If–between the great Baroque masses, Bach and Handel oratori and the mature output of the triumviral Hadyn-Mozart-Beethoven– the mid-18th century is a lull of first-order genius, it proved itself to be an extraordinarily pleasant lull at the Chicago Symphony Orchestra’s “Mozart & Hadyn” concert this past Saturday. The Dutch conductor Ton Koopman, also a keyboardist who studied under the late Gustav Leonhardt, led some 34 musicians. Koopman specializes in Baroque music, “Drawing the line,” he says, “at Mozart’s death”—1791. The program was a who’s-who of Galante music, beginning with Jean-Féry Rebel and P.A. Locatelli and concluding with early Haydn and very early Mozart.
Stravinsky reminds us that, “Conductors’ careers are made for the most part with ‘Romantic’ music. ‘Classic’ music eliminates the conductor; we do not remember him in it.” To some extent his observation holds, as one imagines Koopman had merely to give a downbeat and the tightly unified CSO could have carried it from there. That said, the conducting was never wan or hesitant; Koopman was in his element, and it showed.
Haydn’s “Symphony No. 6” (of 104, plus at least two others and three sinfonie concertanti) prominently features the flautist, bassoonist, principal cellist, and concertmaster, among others. Nicknamed “Le matin,” and opening with a six-bar sunrise, it was the first in a series of three for his new patron, Prince Esterházy, followed by “Le midi” and “Le soir” (“Morning,” “Noon,” and “Evening,” respectively). Haydn was to spend 30 years with the Hungarian prince, and the tailoring of the solos to particular instruments (and indeed, particular instrumentalists) demonstrates the close relationship he had with the court orchestra. Koopman led the orchestra in a smooth but colorful account and permitted the flautist several charming ornamentations.
Although Haydn wrote two cello concerti, the piece performed on Saturday only became “Cello Concerto No. 2 in D major” in 1961, after the discovery of his earlier work. Narek Hakhnazaryan, who studied under Rostropovich, played the piece—which is less showy, though more technically rigorous than its predecessor—with assured grace, after Thursday and Friday night performances by Yo-Yo Ma, perhaps the hardest cellist to follow since the Armenian’s teacher passed away in 2007. If Ma’s “romantic indulgences” (as the Tribune judged them) were an anachronism on Thursday and Friday, Hakhnazaryan’s performance Saturday was appropriately staid, and the audience thanked him with an ovation that he took with a single, entirely pizzicato encore.

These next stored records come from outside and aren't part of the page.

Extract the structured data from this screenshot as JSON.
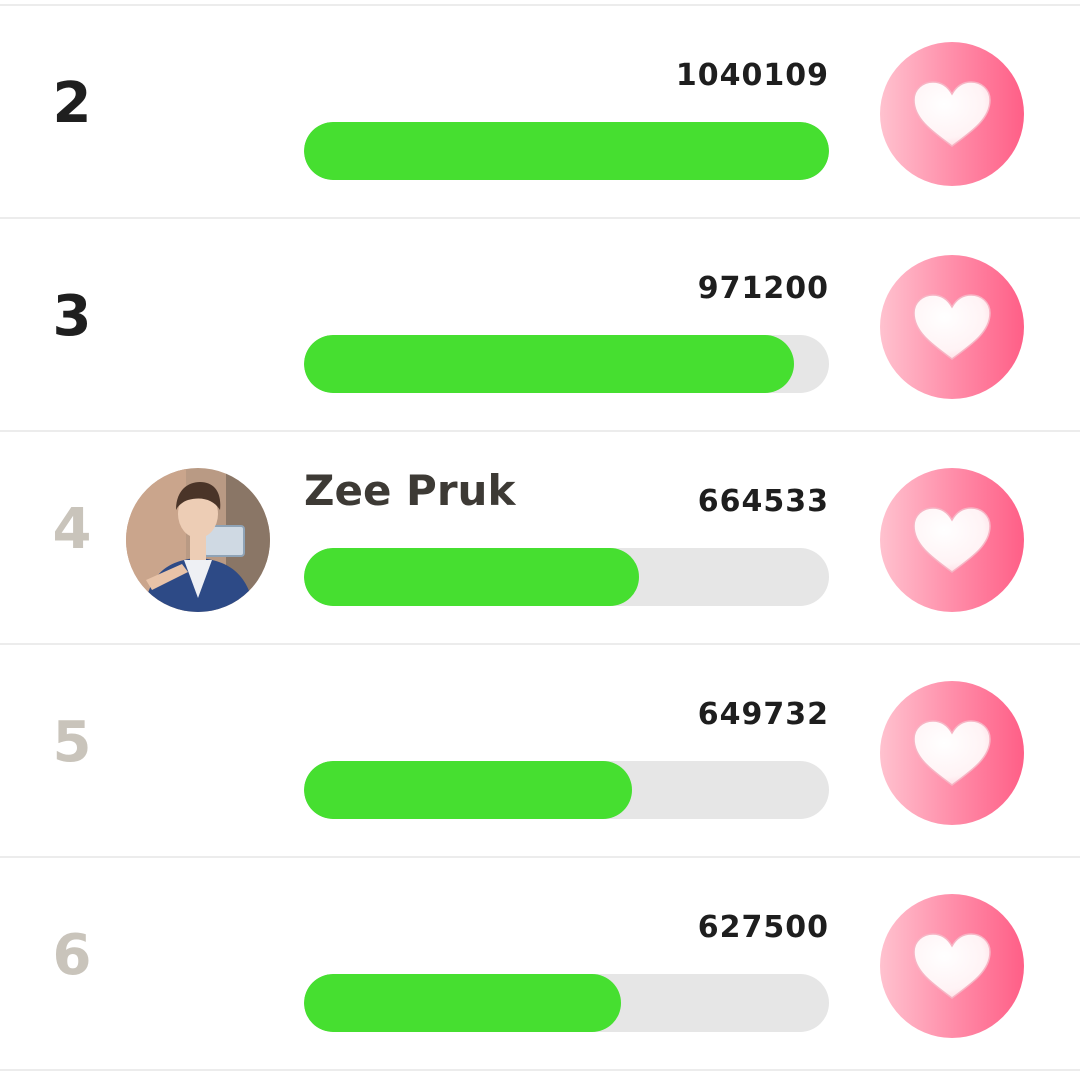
{
  "leaderboard": {
    "rows": [
      {
        "rank": "2",
        "name": "",
        "votes": "1040109",
        "progress": 1.0
      },
      {
        "rank": "3",
        "name": "",
        "votes": "971200",
        "progress": 0.934
      },
      {
        "rank": "4",
        "name": "Zee Pruk",
        "votes": "664533",
        "progress": 0.639
      },
      {
        "rank": "5",
        "name": "",
        "votes": "649732",
        "progress": 0.625
      },
      {
        "rank": "6",
        "name": "",
        "votes": "627500",
        "progress": 0.603
      }
    ]
  },
  "icons": {
    "vote": "heart-icon",
    "avatar": "avatar-photo"
  },
  "colors": {
    "progress_fill": "#46df30",
    "progress_track": "#e6e6e6",
    "rank_top": "#1f1f1f",
    "rank_low": "#c9c4bb",
    "vote_button": "#ff7b9c"
  }
}
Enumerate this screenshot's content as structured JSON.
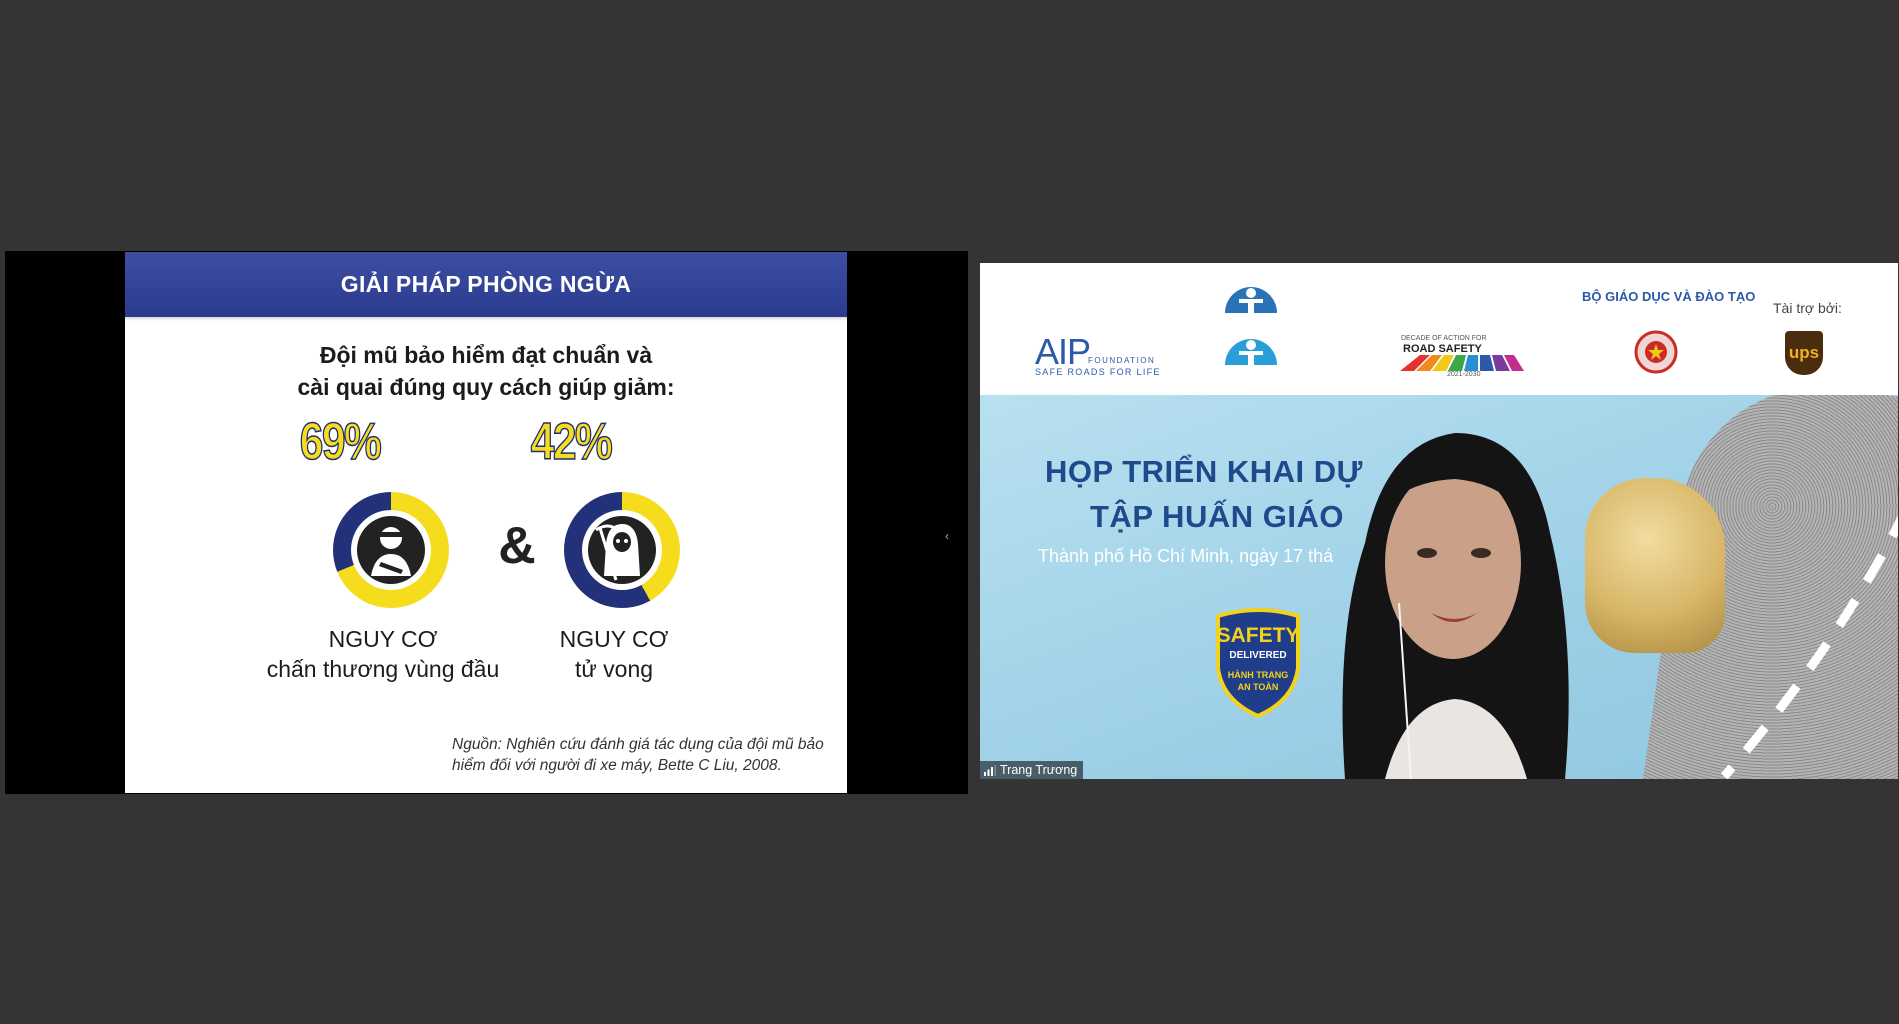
{
  "slide": {
    "header": "GIẢI PHÁP PHÒNG NGỪA",
    "headline_line1": "Đội mũ bảo hiểm đạt chuẩn và",
    "headline_line2": "cài quai đúng quy cách giúp giảm:",
    "stat_left": {
      "percent": "69%",
      "risk_line1": "NGUY CƠ",
      "risk_line2": "chấn thương vùng đầu",
      "ring_value": 0.69
    },
    "ampersand": "&",
    "stat_right": {
      "percent": "42%",
      "risk_line1": "NGUY CƠ",
      "risk_line2": "tử vong",
      "ring_value": 0.42
    },
    "source_line1": "Nguồn: Nghiên cứu đánh giá tác dụng của đội mũ bảo",
    "source_line2": "hiểm đối với người đi xe máy, Bette C Liu, 2008."
  },
  "video": {
    "participant_name": "Trang Trương",
    "sponsor_label": "Tài trợ bởi:",
    "ministry_label": "BỘ GIÁO DỤC VÀ ĐÀO TẠO",
    "aip_logo": "AIP",
    "aip_sub": "FOUNDATION",
    "aip_tagline": "SAFE ROADS FOR LIFE",
    "road_safety": "ROAD SAFETY",
    "decade_label": "DECADE OF ACTION FOR",
    "decade_years": "2021-2030",
    "ups_logo": "ups",
    "banner_title_line1": "HỌP TRIỂN KHAI DỰ",
    "banner_title_line2": "TẬP HUẤN GIÁO",
    "banner_subtitle": "Thành phố Hồ Chí Minh, ngày 17 thá",
    "badge_safety": "SAFETY",
    "badge_delivered": "DELIVERED",
    "badge_line1": "HÀNH TRANG",
    "badge_line2": "AN TOÀN"
  },
  "colors": {
    "app_background": "#343434",
    "slide_header": "#2f3f95",
    "stat_yellow": "#f5dd1e",
    "ring_navy": "#22317a",
    "banner_blue": "#9fd0e6"
  }
}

After intermission, Koopman directed two obscure but forward-looking short pieces from the 1730s by Pietro Locatelli and Jean-Féry Rebel. Locatelli is perhaps best known as a violin virtuoso and Italian émigré to Holland, where he stopped performing publicly and became active in musical publishing. His Introduttione teatrale has been justifiably neglected, and indeed this is the first time the Symphony has played it, though it was executed, one assumes, as well as it could have been. “Chaos,” the opening movement from Rebel’s choreographed symphony The Elements, a multi-movement, orchestral genre to be danced in full costume, begins with an introduction of dissonance extraordinary for the time, a simultaneous sounding of every note in the minor scale for about a half-minute. Although perhaps not as exciting a century after Arnold Schoenberg’s disturbing Pierrot Lunaire as it was to the mid-18th century, the orchestra and audience were captivated by this historical oddity, among Rebel’s last pieces, written when the composer was in his 70s.
The evening had a precocious finish—Mozart’s “Symphony No. 20,” written at just 16. The piece, rather like the Haydn symphony, was consummately rehearsed and unfolded in a deliberate, if buoyant, 20 minutes (the CSO’s estimate of 16 was slightly optimistic). It is formally quite daring—the first movement’s opening theme is not developed or recapitulated as is usual, though the piece does return to D major, and the theme reappears only, almost like a practical joke, in the last half-minute of the movement. The third-movement minuet and trio were written somewhat in response to Mozart’s recent time in Italy (indeed, he signed the autograph score “Amadeo Wolfgango Mozart”) in which minuets were too slow and too florid for his taste; that of the 20th symphony is of the simplest elegance. Mozart finishes the piece with a quick finale to which the CSO lent due brightness, if leaving some small measure of verve to be desired, a sentiment perhaps applicable to the tenor of the evening as a whole.